A new study shows that children are at risk for ingesting carcinogenic polycyclic aromatic hydrocarbons (PAHs) from coal-tar-sealed pavement.
From the cans we eat out of to the cosmetics we use on our skin, it seems that every day we learn about new sources of environmental toxins in our daily lives. Now, a new study shows that children are at risk for ingesting carcinogenic polycyclic aromatic hydrocarbons (PAHs) from coal-tar-sealed pavement.
The study, published in Environmental Pollution, found that children who live near pavement sealed with coal tar unknowingly ingest the toxins in the way of house dust. Their levels of PAH ingestion are double the levels children are estimated to ingest through food. This is significant because it shows that the carcinogens can travel to nearby residences and become trapped in dust. Coal-tar-sealed pavement is popular in residential driveways, parking lots, and even playgrounds.
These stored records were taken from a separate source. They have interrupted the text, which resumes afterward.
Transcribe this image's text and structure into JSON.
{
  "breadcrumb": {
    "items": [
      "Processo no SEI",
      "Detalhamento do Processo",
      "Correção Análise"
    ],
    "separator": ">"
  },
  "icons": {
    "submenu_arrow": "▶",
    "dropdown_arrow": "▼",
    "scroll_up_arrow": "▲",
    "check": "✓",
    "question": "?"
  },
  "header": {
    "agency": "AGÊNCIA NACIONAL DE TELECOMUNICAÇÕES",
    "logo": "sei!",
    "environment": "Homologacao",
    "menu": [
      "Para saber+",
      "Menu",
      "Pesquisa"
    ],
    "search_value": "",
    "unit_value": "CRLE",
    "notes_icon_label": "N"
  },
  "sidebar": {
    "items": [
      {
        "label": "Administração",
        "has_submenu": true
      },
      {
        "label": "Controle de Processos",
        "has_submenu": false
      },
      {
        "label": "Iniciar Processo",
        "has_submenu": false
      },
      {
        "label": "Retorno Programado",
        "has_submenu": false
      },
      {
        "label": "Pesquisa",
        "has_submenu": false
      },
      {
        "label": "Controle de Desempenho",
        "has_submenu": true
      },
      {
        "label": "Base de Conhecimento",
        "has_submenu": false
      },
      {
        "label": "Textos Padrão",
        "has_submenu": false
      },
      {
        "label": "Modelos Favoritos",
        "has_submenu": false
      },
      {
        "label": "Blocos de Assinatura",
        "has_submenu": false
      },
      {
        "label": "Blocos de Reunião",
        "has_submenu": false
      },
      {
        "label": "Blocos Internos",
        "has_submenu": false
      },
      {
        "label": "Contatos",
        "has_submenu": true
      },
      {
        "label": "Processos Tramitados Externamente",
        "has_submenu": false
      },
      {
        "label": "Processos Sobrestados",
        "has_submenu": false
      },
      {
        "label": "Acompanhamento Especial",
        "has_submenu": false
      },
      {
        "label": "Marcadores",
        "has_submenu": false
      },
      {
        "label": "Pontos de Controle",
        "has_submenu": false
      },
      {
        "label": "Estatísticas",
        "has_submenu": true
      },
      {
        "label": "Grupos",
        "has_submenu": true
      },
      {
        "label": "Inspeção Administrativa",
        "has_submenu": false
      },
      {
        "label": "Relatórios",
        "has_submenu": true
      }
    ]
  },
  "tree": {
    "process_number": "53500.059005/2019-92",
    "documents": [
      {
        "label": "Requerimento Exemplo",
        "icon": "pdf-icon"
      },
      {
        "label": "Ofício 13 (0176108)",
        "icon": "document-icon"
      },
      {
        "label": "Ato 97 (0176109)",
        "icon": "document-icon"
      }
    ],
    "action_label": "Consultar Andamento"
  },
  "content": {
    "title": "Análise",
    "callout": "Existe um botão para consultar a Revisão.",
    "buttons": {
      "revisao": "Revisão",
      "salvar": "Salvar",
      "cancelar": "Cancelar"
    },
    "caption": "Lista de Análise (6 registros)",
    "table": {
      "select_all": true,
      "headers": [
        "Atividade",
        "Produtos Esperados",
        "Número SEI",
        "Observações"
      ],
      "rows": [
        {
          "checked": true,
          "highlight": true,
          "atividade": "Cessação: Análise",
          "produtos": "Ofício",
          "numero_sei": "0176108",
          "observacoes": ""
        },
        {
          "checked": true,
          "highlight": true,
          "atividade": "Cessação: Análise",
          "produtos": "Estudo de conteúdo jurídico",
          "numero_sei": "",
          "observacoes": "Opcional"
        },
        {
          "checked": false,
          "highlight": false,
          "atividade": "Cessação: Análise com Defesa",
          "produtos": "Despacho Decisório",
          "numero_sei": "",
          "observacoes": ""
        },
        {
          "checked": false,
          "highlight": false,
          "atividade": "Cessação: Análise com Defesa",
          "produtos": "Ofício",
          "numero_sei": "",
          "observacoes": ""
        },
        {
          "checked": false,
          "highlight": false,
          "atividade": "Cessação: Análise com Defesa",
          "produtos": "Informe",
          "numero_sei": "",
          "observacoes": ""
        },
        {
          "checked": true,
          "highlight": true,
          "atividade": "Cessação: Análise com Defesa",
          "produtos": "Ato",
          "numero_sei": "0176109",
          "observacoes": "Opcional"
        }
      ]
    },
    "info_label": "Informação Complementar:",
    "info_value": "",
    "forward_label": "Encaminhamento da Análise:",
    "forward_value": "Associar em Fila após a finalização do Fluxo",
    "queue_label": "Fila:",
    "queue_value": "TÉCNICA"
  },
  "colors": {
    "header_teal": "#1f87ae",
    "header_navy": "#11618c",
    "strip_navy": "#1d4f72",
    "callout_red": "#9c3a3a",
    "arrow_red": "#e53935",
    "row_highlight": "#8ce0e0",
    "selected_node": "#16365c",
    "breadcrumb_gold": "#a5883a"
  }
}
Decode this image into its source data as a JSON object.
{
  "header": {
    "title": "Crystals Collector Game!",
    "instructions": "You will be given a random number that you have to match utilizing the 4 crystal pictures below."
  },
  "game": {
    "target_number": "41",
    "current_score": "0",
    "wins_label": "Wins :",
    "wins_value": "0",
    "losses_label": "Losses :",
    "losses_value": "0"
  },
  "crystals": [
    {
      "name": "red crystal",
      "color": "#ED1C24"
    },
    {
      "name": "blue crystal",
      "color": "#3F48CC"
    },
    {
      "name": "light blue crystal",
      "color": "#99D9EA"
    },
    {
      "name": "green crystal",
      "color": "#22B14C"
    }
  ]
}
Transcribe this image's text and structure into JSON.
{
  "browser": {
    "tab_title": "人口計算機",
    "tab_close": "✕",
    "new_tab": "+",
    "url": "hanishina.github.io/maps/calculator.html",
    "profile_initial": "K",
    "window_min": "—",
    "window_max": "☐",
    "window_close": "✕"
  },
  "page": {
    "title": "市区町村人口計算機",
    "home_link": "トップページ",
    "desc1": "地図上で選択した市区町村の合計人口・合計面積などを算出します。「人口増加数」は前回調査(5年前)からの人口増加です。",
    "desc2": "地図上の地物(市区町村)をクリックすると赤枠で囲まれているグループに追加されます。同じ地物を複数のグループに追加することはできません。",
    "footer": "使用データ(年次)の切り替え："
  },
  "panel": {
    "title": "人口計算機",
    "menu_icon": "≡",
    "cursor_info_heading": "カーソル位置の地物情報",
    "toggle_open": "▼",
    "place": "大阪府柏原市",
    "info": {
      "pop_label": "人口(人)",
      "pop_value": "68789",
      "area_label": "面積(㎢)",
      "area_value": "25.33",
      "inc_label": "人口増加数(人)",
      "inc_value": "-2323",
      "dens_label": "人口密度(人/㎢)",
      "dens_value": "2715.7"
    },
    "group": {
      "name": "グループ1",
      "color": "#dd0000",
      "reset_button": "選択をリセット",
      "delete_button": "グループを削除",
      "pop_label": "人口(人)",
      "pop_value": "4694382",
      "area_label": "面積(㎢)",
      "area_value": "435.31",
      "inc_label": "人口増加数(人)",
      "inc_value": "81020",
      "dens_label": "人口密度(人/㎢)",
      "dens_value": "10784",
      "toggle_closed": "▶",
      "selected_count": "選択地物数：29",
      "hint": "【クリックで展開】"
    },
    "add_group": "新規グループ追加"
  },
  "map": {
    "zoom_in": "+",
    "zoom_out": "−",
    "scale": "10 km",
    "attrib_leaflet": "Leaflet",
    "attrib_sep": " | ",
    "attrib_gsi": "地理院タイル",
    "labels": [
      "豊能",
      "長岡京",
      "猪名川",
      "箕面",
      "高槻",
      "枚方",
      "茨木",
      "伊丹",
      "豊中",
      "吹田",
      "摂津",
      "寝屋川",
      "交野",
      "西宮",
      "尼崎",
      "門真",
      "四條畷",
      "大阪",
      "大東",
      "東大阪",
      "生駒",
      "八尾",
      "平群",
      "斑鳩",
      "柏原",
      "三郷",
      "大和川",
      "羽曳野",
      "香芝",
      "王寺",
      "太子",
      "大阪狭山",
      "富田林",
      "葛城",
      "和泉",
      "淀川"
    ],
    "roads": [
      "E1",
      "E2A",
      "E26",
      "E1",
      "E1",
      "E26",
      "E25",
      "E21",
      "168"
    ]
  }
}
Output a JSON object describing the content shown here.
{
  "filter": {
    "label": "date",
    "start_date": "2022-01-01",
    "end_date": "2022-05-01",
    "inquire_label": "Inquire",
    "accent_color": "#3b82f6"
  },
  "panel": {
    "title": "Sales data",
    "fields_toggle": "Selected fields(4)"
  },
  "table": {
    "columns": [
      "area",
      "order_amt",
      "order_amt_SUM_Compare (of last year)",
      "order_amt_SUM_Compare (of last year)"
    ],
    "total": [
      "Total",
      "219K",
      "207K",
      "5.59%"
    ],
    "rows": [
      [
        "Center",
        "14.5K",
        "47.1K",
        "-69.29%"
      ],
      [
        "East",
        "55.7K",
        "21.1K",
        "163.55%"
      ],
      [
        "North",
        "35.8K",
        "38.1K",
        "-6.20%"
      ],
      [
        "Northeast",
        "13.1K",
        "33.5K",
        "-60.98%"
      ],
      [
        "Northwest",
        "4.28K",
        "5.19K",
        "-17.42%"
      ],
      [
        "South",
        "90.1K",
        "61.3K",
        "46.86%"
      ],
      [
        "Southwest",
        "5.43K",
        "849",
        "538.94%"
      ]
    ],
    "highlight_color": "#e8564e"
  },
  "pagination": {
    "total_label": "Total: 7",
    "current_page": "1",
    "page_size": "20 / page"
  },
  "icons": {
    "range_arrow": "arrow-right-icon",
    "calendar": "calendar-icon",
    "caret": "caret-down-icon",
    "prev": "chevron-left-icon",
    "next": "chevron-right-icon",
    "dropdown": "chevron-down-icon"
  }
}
PAHs are environmental toxins that exist in the air, soil, and even food at low concentrations. Recently, they have been linked to male breast cancer. Although they’re commonly used in pavement, alternatives do exist.
Parents can do their part by switching to a safer alternative when doing their next renovation project, as well as explaining their concerns to their schools and municipalities and urging them to do the same. It may also be a fun break to escape the paved playground and spend some time in nature as a family—it’s good for the spirit and free of coal-tar-sealed pavement!